En juin 2015, les autorités marocaines ont évacué près de 800 malades mentaux d’un mausolée tenu par des charlatans qui profitaient des carences médico-sociales pour faire du profit. Un an plus tard, ces malades peinent toujours à trouver un lieu adapté à leurs troubles et se retrouvent parfois abandonnés par leur propre famille.
Samira* boit son thé, silencieuse. Seuls ses yeux vitreux traduisent son désarroi. Sa honte aussi. En 1995, elle a envoyé son fils à Bouya Omar, un mausolée près de Marrakech célèbre pour ses séances d’exorcisme. Karim* est resté enfermé pendant deux décennies dans le village du même nom, avec des centaines de Marocains eux aussi torturés, drogués et affamés. Evacués par les autorités en juin 2015, Karim et les 798 autres captifs de Bouya Omar n’étaient pourtant pas ensorcelés : ils souffraient de troubles mentaux. Mais, comme Samira, des milliers de familles ne trouvaient pas de structures adaptées à la maladie de leurs proches.

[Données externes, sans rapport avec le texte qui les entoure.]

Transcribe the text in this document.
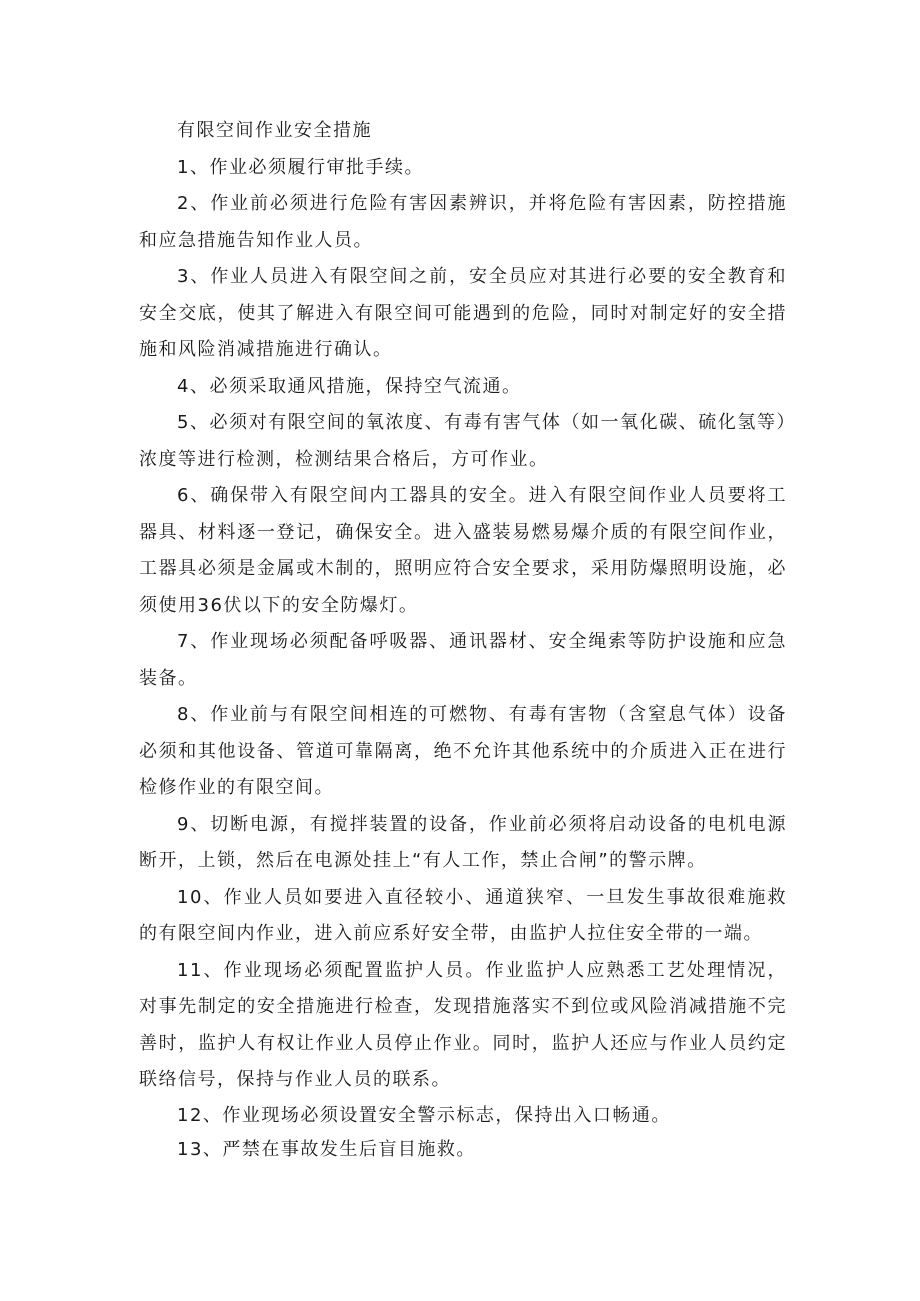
有限空间作业安全措施

1、作业必须履行审批手续。

2、作业前必须进行危险有害因素辨识，并将危险有害因素，防控措施和应急措施告知作业人员。

3、作业人员进入有限空间之前，安全员应对其进行必要的安全教育和安全交底，使其了解进入有限空间可能遇到的危险，同时对制定好的安全措施和风险消减措施进行确认。

4、必须采取通风措施，保持空气流通。

5、必须对有限空间的氧浓度、有毒有害气体（如一氧化碳、硫化氢等）浓度等进行检测，检测结果合格后，方可作业。

6、确保带入有限空间内工器具的安全。进入有限空间作业人员要将工器具、材料逐一登记，确保安全。进入盛装易燃易爆介质的有限空间作业，工器具必须是金属或木制的，照明应符合安全要求，采用防爆照明设施，必须使用36伏以下的安全防爆灯。

7、作业现场必须配备呼吸器、通讯器材、安全绳索等防护设施和应急装备。

8、作业前与有限空间相连的可燃物、有毒有害物（含窒息气体）设备必须和其他设备、管道可靠隔离，绝不允许其他系统中的介质进入正在进行检修作业的有限空间。

9、切断电源，有搅拌装置的设备，作业前必须将启动设备的电机电源断开，上锁，然后在电源处挂上“有人工作，禁止合闸”的警示牌。

10、作业人员如要进入直径较小、通道狭窄、一旦发生事故很难施救的有限空间内作业，进入前应系好安全带，由监护人拉住安全带的一端。

11、作业现场必须配置监护人员。作业监护人应熟悉工艺处理情况，对事先制定的安全措施进行检查，发现措施落实不到位或风险消减措施不完善时，监护人有权让作业人员停止作业。同时，监护人还应与作业人员约定联络信号，保持与作业人员的联系。

12、作业现场必须设置安全警示标志，保持出入口畅通。

13、严禁在事故发生后盲目施救。
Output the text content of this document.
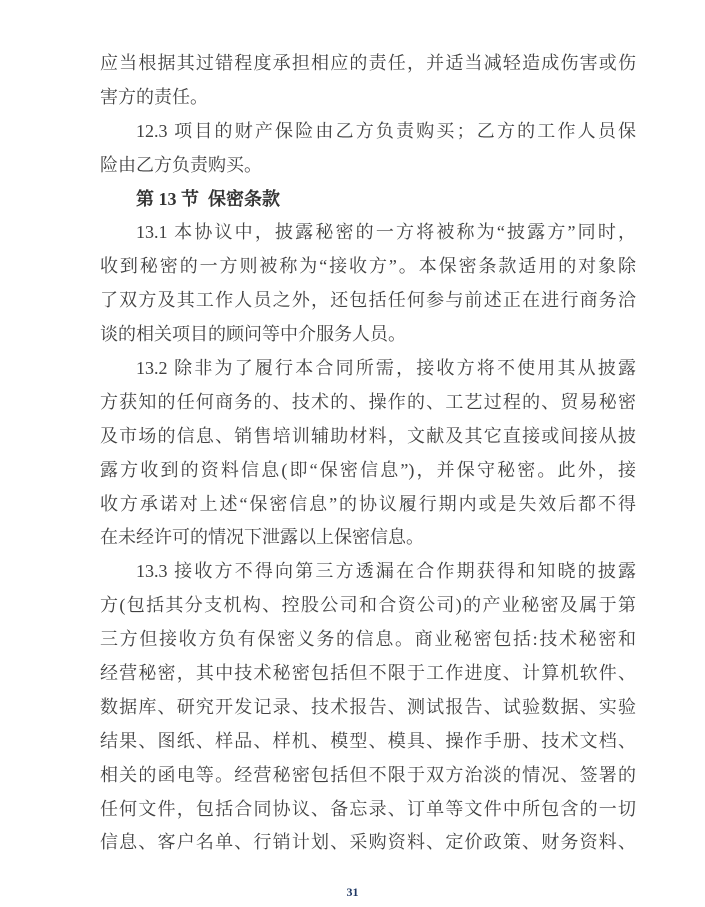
应当根据其过错程度承担相应的责任，并适当减轻造成伤害或伤
害方的责任。
12.3 项目的财产保险由乙方负责购买；乙方的工作人员保
险由乙方负责购买。
第 13 节  保密条款
13.1 本协议中，披露秘密的一方将被称为“披露方”同时，
收到秘密的一方则被称为“接收方”。本保密条款适用的对象除
了双方及其工作人员之外，还包括任何参与前述正在进行商务洽
谈的相关项目的顾问等中介服务人员。
13.2 除非为了履行本合同所需，接收方将不使用其从披露
方获知的任何商务的、技术的、操作的、工艺过程的、贸易秘密
及市场的信息、销售培训辅助材料，文献及其它直接或间接从披
露方收到的资料信息(即“保密信息”)，并保守秘密。此外，接
收方承诺对上述“保密信息”的协议履行期内或是失效后都不得
在未经许可的情况下泄露以上保密信息。
13.3 接收方不得向第三方透漏在合作期获得和知晓的披露
方(包括其分支机构、控股公司和合资公司)的产业秘密及属于第
三方但接收方负有保密义务的信息。商业秘密包括:技术秘密和
经营秘密，其中技术秘密包括但不限于工作进度、计算机软件、
数据库、研究开发记录、技术报告、测试报告、试验数据、实验
结果、图纸、样品、样机、模型、模具、操作手册、技术文档、
相关的函电等。经营秘密包括但不限于双方治淡的情况、签署的
任何文件，包括合同协议、备忘录、订单等文件中所包含的一切
信息、客户名单、行销计划、采购资料、定价政策、财务资料、
31
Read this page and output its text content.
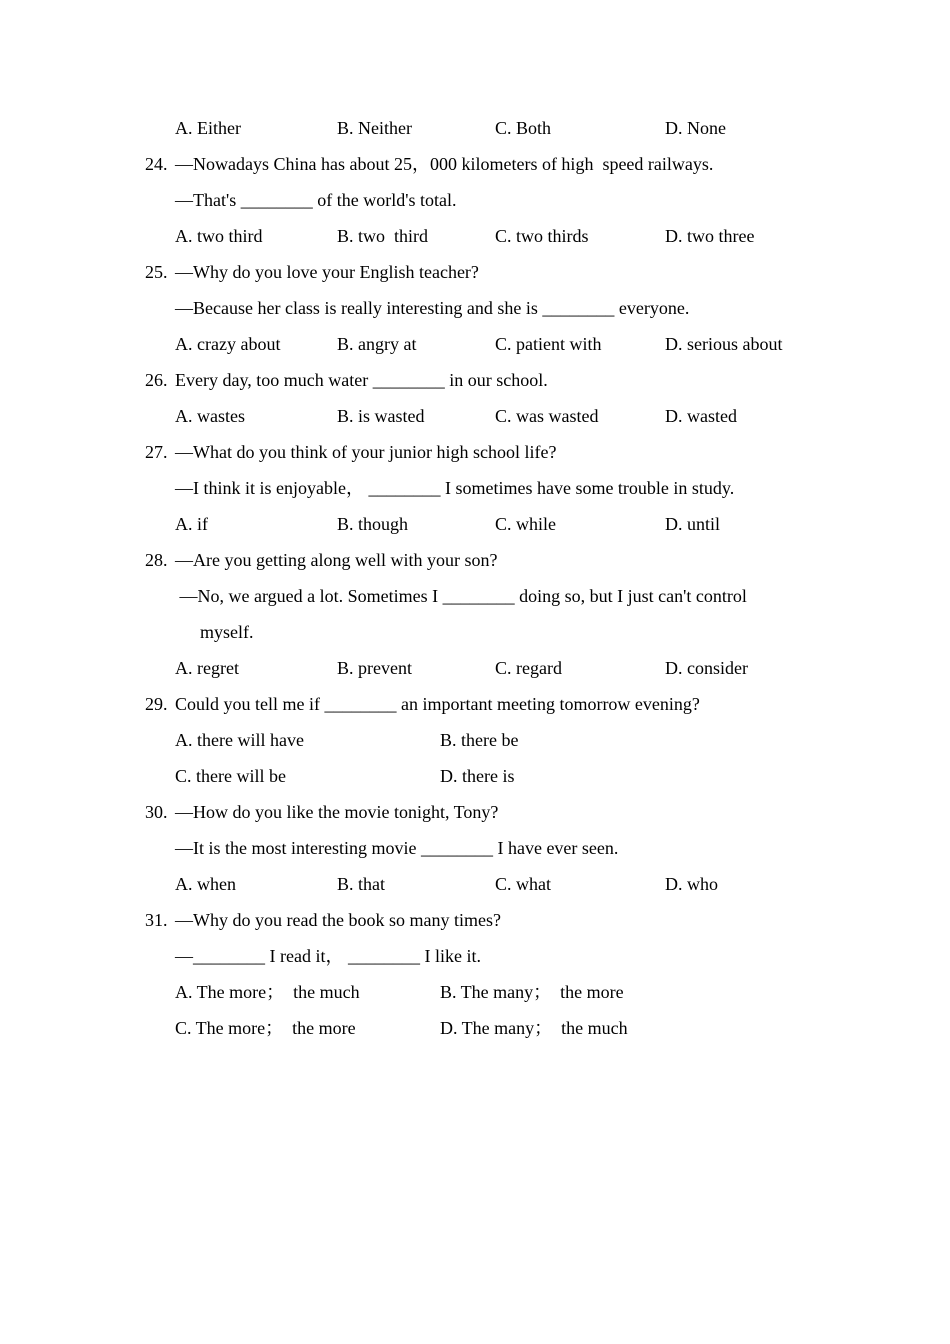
A. Either	B. Neither	C. Both	D. None
24. —Nowadays China has about 25，000 kilometers of high  speed railways.
—That's ________ of the world's total.
A. two third	B. two  third	C. two thirds	D. two three
25. —Why do you love your English teacher?
—Because her class is really interesting and she is ________ everyone.
A. crazy about	B. angry at	C. patient with	D. serious about
26. Every day, too much water ________ in our school.
A. wastes	B. is wasted	C. was wasted	D. wasted
27. —What do you think of your junior high school life?
—I think it is enjoyable， ________ I sometimes have some trouble in study.
A. if	B. though	C. while	D. until
28. —Are you getting along well with your son?
—No, we argued a lot. Sometimes I ________ doing so, but I just can't control
myself.
A. regret	B. prevent	C. regard	D. consider
29. Could you tell me if ________ an important meeting tomorrow evening?
A. there will have	B. there be
C. there will be	D. there is
30. —How do you like the movie tonight, Tony?
—It is the most interesting movie ________ I have ever seen.
A. when	B. that	C. what	D. who
31. —Why do you read the book so many times?
—________ I read it， ________ I like it.
A. The more；  the much	B. The many；  the more
C. The more；  the more	D. The many；  the much
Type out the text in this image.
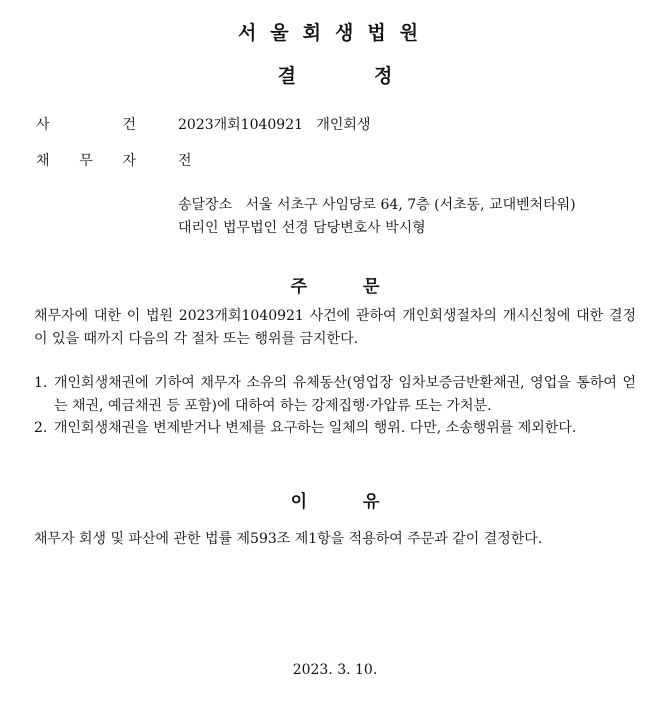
서울회생법원
결	정
사	건	2023개회1040921   개인회생
채 무 자	전
송달장소   서울 서초구 사임당로 64, 7층 (서초동, 교대벤처타워)
대리인 법무법인 선경 담당변호사 박시형
주	문
채무자에 대한 이 법원 2023개회1040921 사건에 관하여 개인회생절차의 개시신청에 대한 결정이 있을 때까지 다음의 각 절차 또는 행위를 금지한다.
1. 개인회생채권에 기하여 채무자 소유의 유체동산(영업장 임차보증금반환채권, 영업을 통하여 얻는 채권, 예금채권 등 포함)에 대하여 하는 강제집행·가압류 또는 가처분.
2. 개인회생채권을 변제받거나 변제를 요구하는 일체의 행위. 다만, 소송행위를 제외한다.
이	유
채무자 회생 및 파산에 관한 법률 제593조 제1항을 적용하여 주문과 같이 결정한다.
2023. 3. 10.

Désespérées, elles les abandonnaient dans des sanctuaires, où un véritable business du maraboutisme s’est développé.
Pénurie des services psychiatriques
A la mort de son père, en 1994, Karim a eu ses premières crises de violence. « C’était tout ce haschisch qu’il fumait, ça l’a rendu fou », veut croire sa mère. Lorsqu’il a levé la main sur elle, Samira a décidé de l’emmener à l’hôpital psychiatrique. « Ils l’ont gardé dix-sept jours et me l’ont rendu avec une ordonnance. » Mais Karim ne prenait pas ses médicaments et l’hôpital a refusé de l’admettre à nouveau. Inondés, les services psychiatriques sont souvent contraints de renvoyer des patients. « Il n’y a qu’un seul service d’urgences psychiatriques à Casablanca, la plus grande ville du pays », regrette Omar Battas, chef du service psychiatrique du CHU Ibn Rochd de Casablanca. Au total, le royaume compte 2 793 lits pour 34 millions d’habitants. « Mais les autres souffrent aussi et nécessitent un suivi pour éviter les rechutes », poursuit le professeur Battas.
Des rechutes, Karim en a eu chaque fois qu’il arrêtait son traitement. « Il était incontrôlable, je ne pouvais pas m’en occuper toute seule », se justifie Samira avant d’ajouter, tête baissée :« Les gens autour de moi m’ont parlé de Bouya Omar. »
Pendant vingt ans, Karim est resté enchaîné dans les entrailles du village asilaire. Selon une étude du ministère de la santé réalisée en août 2014, 90 % des internés souffraient de troubles mentaux et 64 % avaient déjà été hospitalisés. Sans succès. « Ils ne venaient pas à Bouya Omar pour les croyances mais à cause de la pénurie de l’offre de soins », reconnaît Abderrahmane Maaroufi, directeur de l’épidémiologie et de la lutte contre les maladies au ministère de la santé. De cette pénurie est né un marché fructueux.